Africa Union pushes on with reform agenda
- The AU has in recent times been making progress in such areas as that relating to the Continental Free Trade Area.
- The AU's lofty dreams are only possible if the AU can be transformed and be able to tackle such continental drawbacks as widespread corruption.
At about the same time the African Union was celebrating its 50th anniversary last week, the foreign ministers of the member states were busy reviewing the body’s reform agenda.
The foreign ministers were meeting at the AU headquarters in Addis Ababa under the chairmanship of Rwanda’s foreign minister Louise Mushikiwabo.
The meeting was deemed necessary given the fact that no substantial progress was made on reforms during the last AU summit.
In fact, during the 31st ordinary summit of Heads of State and governments held in Nouakchott, Mauritania, from June 25 to July 2, several crucial meetings were held.
They included that of the Permanent Representative Committee, which is made up of member state ambassadors, and that of the continental ministers of foreign affairs.
The latter grouping makes up the AU Executive Council, and met before the holding of the Assembly of Heads of State and government.
However, despite the high-level meetings the Mauritania summit was overshadowed by peace and security challenges that have for a long time been the bane of the African continent.
Pointedly, the AU Peace and Security Council met the Heads of State during the summit to discuss the situation then prevailing in South Sudan and the volatile Sahel region.
Also discussed during the meeting were the worrisome situations in Democratic Republic of Congo, Central African Republic, Burundi, Libya and the Horn of Africa.
Gratefully, positive developments have in recent times taken place in some of these perennially troubled and chaotic regions.
In the meantime, however, it has become apparent that not all the AU member states have the same vision on how to strengthen the organisation and make it more autonomous and effective.
The recent deliberations of AU foreign ministers on the reform agenda were, therefore, deemed necessary pending an extraordinary summit that will be held from November 17 and 18.
The Heads of State and governments summit is expected to specifically focus on the reform agenda with a view to charting the future of the AU.
That aside, there have been substantial disagreements between member states with regard to the issue of institutional reform of the AU, including the proposals of current chairman, Rwandan President Paul Kagame.
For instance, up to now there is still no consensus among all member states on several crucial matters, among them the proposed application of 0.2 percent levy on eligible importations to fund the AU.
There is also no consensus on such other crucial matters as the mode of designation or appointment of commissioners and the power dynamics within the continental institution.

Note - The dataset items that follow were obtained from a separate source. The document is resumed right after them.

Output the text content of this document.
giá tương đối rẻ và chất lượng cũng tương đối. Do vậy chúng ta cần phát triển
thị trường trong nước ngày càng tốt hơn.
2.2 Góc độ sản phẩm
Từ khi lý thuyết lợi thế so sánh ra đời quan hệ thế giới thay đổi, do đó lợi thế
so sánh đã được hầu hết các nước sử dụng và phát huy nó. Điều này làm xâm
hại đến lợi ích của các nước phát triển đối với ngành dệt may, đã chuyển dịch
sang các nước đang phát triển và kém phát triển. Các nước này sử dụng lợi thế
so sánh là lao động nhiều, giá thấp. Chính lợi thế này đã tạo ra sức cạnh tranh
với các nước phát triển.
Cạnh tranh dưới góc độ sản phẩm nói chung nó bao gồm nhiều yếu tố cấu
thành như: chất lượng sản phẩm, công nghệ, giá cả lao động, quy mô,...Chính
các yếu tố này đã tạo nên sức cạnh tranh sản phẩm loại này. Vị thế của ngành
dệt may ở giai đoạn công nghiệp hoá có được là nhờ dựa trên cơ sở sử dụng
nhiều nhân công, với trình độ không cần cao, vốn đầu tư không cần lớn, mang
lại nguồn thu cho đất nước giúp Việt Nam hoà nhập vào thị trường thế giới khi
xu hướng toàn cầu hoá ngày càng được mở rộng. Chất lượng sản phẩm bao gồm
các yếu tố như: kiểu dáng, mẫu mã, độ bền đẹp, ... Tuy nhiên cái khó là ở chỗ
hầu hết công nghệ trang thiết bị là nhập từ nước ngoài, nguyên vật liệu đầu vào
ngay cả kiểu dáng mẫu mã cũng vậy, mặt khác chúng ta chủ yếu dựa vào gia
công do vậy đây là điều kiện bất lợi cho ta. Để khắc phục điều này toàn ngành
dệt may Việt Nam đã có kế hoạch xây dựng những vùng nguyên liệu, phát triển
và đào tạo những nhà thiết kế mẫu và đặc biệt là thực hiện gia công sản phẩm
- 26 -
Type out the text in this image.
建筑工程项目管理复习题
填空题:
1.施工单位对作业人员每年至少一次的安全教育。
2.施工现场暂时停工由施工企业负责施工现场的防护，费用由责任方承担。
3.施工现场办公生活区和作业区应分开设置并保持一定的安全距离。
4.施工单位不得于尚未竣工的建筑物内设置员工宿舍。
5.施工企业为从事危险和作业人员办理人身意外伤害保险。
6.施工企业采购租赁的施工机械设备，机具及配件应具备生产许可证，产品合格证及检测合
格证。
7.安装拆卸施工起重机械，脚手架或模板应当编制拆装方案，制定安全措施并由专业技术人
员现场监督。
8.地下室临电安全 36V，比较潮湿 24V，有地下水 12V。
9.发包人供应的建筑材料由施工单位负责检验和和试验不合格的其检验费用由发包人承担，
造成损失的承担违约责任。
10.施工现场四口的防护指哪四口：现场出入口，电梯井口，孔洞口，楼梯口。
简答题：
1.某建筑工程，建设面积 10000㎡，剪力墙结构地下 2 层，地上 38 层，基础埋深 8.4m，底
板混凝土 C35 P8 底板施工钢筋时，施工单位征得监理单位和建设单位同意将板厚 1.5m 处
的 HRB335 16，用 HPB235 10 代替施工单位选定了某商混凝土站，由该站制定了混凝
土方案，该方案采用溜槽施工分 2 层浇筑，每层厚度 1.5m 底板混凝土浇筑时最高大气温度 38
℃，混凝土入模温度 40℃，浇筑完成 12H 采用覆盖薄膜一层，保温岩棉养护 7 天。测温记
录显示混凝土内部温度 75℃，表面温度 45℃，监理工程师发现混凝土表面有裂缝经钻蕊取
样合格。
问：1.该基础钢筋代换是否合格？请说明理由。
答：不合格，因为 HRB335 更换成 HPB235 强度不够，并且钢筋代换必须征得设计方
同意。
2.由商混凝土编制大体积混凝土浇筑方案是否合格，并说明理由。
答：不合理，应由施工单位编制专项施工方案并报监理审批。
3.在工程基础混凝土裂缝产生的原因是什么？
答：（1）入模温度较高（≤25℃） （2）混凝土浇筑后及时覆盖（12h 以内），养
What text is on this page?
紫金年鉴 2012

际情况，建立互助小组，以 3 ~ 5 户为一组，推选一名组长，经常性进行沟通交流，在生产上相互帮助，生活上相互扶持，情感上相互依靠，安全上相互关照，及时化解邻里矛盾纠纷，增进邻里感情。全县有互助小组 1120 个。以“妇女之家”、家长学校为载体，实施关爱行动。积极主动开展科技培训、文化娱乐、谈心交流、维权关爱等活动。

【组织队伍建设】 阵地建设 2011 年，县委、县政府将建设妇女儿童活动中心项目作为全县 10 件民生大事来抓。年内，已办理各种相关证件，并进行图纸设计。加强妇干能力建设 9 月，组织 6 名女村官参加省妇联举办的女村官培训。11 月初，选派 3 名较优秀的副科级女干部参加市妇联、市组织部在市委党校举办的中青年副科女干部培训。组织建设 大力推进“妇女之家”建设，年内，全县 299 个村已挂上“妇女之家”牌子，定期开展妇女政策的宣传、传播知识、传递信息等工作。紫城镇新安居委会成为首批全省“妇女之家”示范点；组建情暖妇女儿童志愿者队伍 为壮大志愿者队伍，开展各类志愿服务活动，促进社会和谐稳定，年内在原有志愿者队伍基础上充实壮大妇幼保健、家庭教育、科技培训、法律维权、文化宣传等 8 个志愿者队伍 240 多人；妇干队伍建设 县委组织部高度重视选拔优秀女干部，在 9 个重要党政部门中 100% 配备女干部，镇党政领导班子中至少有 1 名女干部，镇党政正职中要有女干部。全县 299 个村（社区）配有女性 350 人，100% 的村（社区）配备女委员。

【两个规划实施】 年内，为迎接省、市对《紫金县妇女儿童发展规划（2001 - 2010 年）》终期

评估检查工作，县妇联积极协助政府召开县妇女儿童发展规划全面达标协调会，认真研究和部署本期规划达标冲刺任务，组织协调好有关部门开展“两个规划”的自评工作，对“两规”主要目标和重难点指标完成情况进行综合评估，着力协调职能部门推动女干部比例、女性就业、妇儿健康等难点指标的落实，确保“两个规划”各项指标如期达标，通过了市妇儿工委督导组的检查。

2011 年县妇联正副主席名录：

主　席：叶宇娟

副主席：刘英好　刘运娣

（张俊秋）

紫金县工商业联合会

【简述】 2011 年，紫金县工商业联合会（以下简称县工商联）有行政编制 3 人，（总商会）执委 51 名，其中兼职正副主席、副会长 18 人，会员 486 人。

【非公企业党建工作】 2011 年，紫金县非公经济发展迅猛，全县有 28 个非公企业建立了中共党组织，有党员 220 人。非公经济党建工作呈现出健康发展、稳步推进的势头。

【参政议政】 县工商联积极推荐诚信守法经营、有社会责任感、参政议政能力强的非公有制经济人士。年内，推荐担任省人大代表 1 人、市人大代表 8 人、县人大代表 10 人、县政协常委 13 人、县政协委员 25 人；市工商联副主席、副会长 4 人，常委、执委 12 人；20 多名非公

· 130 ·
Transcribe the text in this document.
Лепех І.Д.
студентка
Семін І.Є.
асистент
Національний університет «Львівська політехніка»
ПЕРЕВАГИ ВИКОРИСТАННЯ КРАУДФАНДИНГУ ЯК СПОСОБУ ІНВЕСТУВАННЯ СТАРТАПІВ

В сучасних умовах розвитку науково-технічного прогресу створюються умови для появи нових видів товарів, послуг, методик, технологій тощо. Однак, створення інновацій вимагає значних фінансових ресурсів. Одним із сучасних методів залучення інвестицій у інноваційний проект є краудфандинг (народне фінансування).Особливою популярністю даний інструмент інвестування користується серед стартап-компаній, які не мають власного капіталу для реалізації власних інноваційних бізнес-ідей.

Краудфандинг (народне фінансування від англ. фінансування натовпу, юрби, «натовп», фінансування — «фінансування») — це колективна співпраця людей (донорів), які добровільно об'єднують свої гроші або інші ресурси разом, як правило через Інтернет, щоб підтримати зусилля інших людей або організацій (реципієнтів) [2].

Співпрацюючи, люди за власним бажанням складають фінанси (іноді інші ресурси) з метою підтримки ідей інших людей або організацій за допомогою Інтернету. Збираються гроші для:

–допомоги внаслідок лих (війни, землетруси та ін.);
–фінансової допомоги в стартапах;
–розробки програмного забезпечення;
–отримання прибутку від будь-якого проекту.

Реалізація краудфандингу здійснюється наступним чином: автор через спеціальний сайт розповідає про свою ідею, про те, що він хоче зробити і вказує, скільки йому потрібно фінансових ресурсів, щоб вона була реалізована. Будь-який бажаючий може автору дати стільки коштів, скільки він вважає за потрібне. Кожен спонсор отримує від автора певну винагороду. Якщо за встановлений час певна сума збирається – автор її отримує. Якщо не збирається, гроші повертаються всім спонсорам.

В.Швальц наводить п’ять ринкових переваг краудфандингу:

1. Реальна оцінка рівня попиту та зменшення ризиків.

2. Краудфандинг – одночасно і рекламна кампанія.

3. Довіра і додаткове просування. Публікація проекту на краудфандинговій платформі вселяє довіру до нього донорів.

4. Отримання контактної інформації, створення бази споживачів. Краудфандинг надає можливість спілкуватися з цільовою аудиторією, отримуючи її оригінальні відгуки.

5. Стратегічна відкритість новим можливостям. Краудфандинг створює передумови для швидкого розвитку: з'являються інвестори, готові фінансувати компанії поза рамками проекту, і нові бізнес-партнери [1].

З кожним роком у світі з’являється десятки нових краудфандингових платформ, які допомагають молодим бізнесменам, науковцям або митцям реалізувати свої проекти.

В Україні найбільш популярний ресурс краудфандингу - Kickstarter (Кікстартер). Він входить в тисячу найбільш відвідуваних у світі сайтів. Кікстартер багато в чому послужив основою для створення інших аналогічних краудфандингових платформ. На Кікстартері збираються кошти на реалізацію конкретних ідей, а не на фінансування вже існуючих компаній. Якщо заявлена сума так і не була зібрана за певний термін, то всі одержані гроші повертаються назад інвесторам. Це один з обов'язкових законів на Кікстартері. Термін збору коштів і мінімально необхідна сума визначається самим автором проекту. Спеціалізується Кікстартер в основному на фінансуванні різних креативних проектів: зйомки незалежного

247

Other areas in which there is no consensus are the scope of intervention of the AU and the division of labour between the continental body and the regional economic communities (RECs).
Fortunately, apart from the reform agenda, the AU has in recent times been making progress in such areas as that relating to the Continental Free Trade Area.
Already, commendable progress has been recorded, including the adoption of the five service-related priority sectors, namely the transport, communication, financial, tourism and business ones.
Remarkably, in recent months five more countries have joined the African Continental Free Trade Area (AfCFTA), among them South Africa, which is one of the biggest economies of the continent.
The other new signatories to the AfCFTA agreement are economically weaker countries like Burundi, Sierra Leone, Lesotho, and Namibia.
So far, 49 countries have signed the AfCFTA treaty and six have ratified it, although 16 more ratifications are needed for the treaty to enter into force.
According to analysts, should all the 55 AU member countries eventually ratify the treaty, Africa could become a major economic bloc comparable to other global ones.
Specifically, the ratification of the treaty by all the AU members would give the anticipated bloc a cumulative GDP of an impressive US$2.5 trillion and a market of 1.2 billion people.
With regard to the numbers of participating countries, the AfCFTA would end up becoming the world’s largest free trade area since the formation of the World Trade Organization.
Such lofty dreams are however only possible if the AU can be transformed and be able to tackle such continental drawbacks as widespread corruption.